Much more to Haneke’s credit is his attempt to combine the form of his film, the very way he tells it in the composition of the pictures and scenes, with his underlying message of guilt as well as today’s apparently soporific spectatorship.
The film opens with a long, static shot of a suburban house. Some people cross the street, but otherwise nothing happens. Eventually two voices are heard, they discuss the image and it is at this point that you are invited into the story: it’s a videoshot, you’ve just been watching what Georges was sent, and now you take a step back from being part of their experience, to considering them independently, as characters in a fiction.
Throughout the film Haneke plays with this ambiguity around what you are looking at and your relationship with the film. Because he doesn’t distinguish – via the quality of the image, as it’s most typically done – between video footage sent to Georges and the film about this, your viewing is disturbed, you do not have the confidence of knowing what you’re watching and the guides (the voices that comment over the picture) that tell you ‘footage’ or ‘fiction’ are so obvious that they make you think of the editing that goes on to bring anything to screen. You also ask yourself, just where must the secret camera be hiding? What the position of it must be to shoot without being seen? Questions, of course, for any director.
The final scene mirrors the first, but this time it is loaded with everything you now know of the story; another static, seemingly benign shot, this time of a school. We naturally interrogate every movement, read meaning into it all, create possible narratives to make sense of the otherwise inachevée ending. For sure this makes us aware of ourselves as viewers and the relationship we have with the moving image, a certain degree of self-consciousness does creep in. But really, the suggestions are crude. Editing is manipulative, a passive shot is always still a partial viewpoint, and so on. These are truisms about film that have been made into problems, as directors seem to dream of objectivity whilst at the same time criticising it.

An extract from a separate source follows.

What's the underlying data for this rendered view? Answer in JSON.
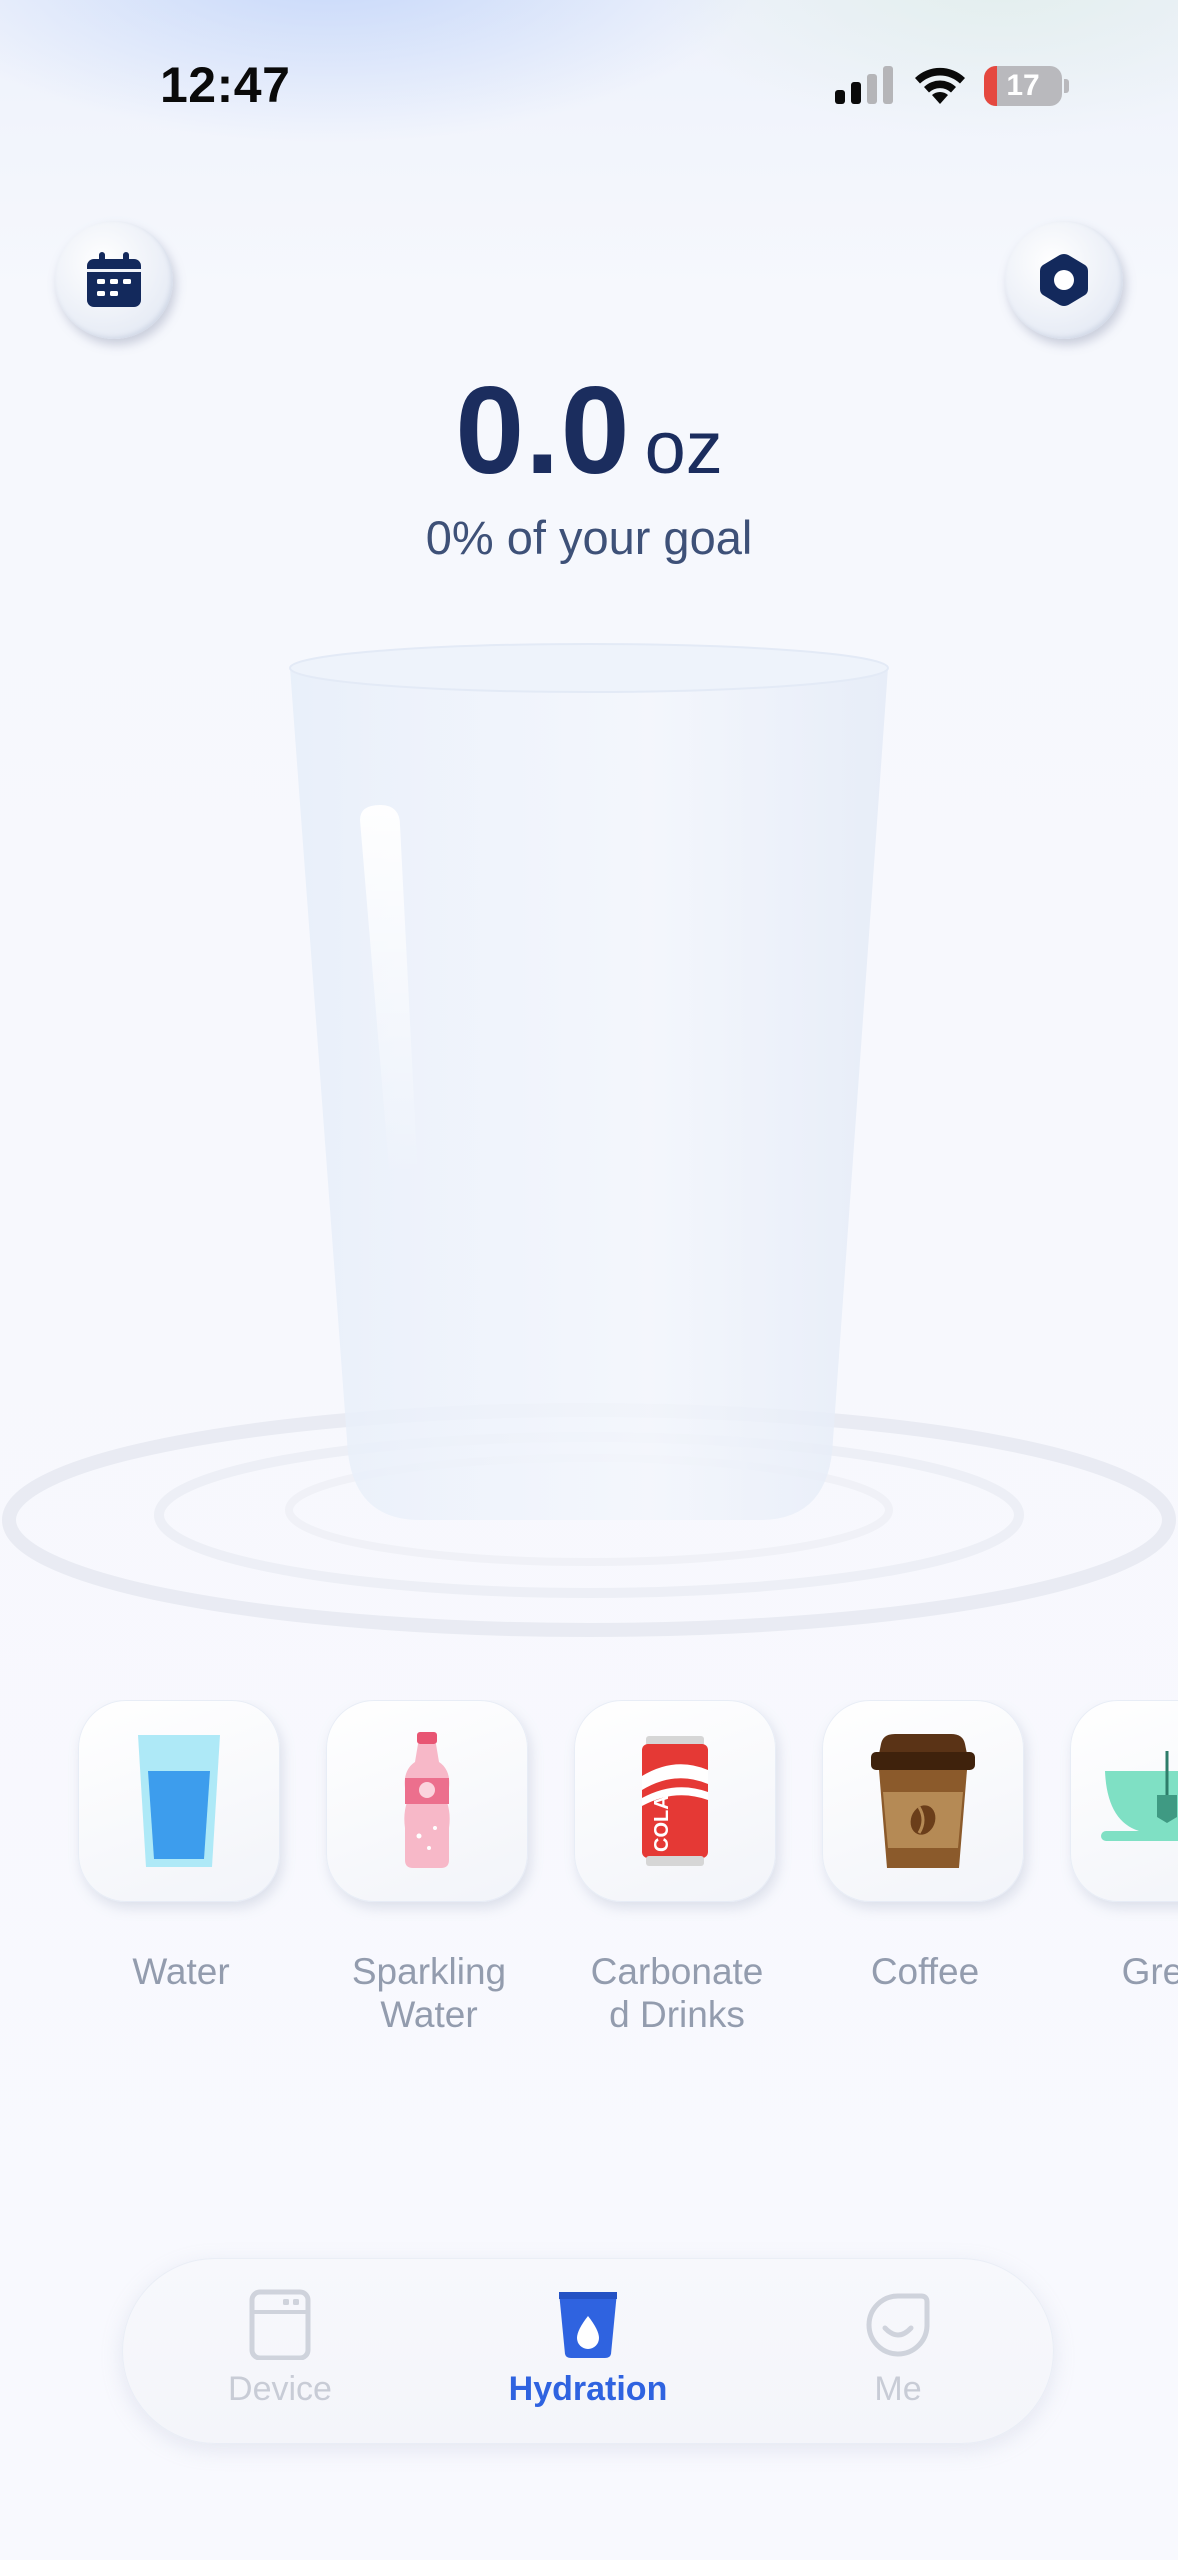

The particular effect of Haneke’s cinema of disturbance is, finally, just disinterest. We are detached from the characters and consequentially any moral or political dilemmas they might represent don’t make themselves felt as an experience of watching the film. What would otherwise be communicated in the film as part of an involving fiction is transferred onto the delivery and composition of the film itself.
This making of the medium into the message may work for some ideas, but when you want it to indict society of being immoral, cold and in denial, then to imitate this through the art only reproduces its targets in the spectator. In this regard, Haneke’s bleak outlook has tripped up his artistic delivery too.